Tidak sampai di situ. Saya, Lucky, dan Purnomo pernah berada dalam satu yayasan Prestasi Anak Bangsa. Oom Ferry Sounoville, legenda bulutangkis, sebagai ketuanya. Yayasan punya gagasan indah tentang kesejahteraan bagi atlet dan mantan atlet. Tapi gagasan itu tidak berjalan dengan baik. Yayasan bubar di tengah jalan.

Kisah saya dengan Lucky masih terus bersentuhan. Di penghujung 2007, saya dan sang legenda, sama-sama ikut fit and proper test untuk menjadi Direksi PPK-Kemayoran serta PPK-GBK, Gelora Bung Karno.

Sayang Lucky gagal saat itu. Padahal ia diproyeksikan untuk menjadi direksi di GBK. Selain mantan atlet, ia juga seorang arsitek. 

Di usianya yang ke-58, Lucky harus kembali pada sang Khalik. Ia menyusul sahabatnya satu tim estafet terkuat Asia Tenggara, Gerald Item yang berpulang tahun lalu di Amerika. Tinggal dua sahabatnya yang masih ada, Christian Sumono dan Kunhantio.

Lucky, adalah seorang sahabat yang selalu optimis. Jarang sekali saya melihat dia bermuram-durja. Tawanya hampir selalu ia tenggerkan di wajahnya yang gagah. Tutur katanya juga rapih dan jarang pula saya dengar di mengeluarkan kata-kata kasar.

Meski berada di penghujung 50-an, tapi tubuhnya tetap terlihat prima. Ia nyaris selalu terlihat bugar hingga minggu lalu sebelum masuk ke rumah sakit.

Saat tulisan ini saya buat, sekali lagi Wailan mengabarkan saya, jenazah Lucky sudah dimakamkan di TPU Jeruk Purut.

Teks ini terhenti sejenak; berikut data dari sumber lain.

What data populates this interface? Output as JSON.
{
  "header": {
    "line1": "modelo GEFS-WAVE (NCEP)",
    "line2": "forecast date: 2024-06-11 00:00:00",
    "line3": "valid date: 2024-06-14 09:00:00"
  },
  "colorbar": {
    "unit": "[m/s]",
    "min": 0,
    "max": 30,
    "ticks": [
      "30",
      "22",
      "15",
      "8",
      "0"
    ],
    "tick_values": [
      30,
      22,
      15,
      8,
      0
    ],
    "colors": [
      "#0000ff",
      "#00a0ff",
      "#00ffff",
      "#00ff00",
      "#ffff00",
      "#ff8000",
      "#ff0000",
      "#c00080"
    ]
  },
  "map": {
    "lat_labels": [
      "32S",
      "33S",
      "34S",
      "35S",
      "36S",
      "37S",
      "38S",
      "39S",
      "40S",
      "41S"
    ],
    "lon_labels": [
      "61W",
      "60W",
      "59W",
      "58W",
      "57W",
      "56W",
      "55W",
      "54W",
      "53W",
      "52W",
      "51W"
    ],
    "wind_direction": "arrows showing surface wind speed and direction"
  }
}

Semoga seluruh amal baktimu bagi negeri menjadi jalan indahmu di hadapan Sang Pengadil nanti. Semoga Allah senantiasa melimpahkan rahmatNya, dan mengampuni seluruh khilafmu. Aamiin.

Pergilah sahabat, jangan risaukan kami yang masih harus bertarung dengan Covid-19.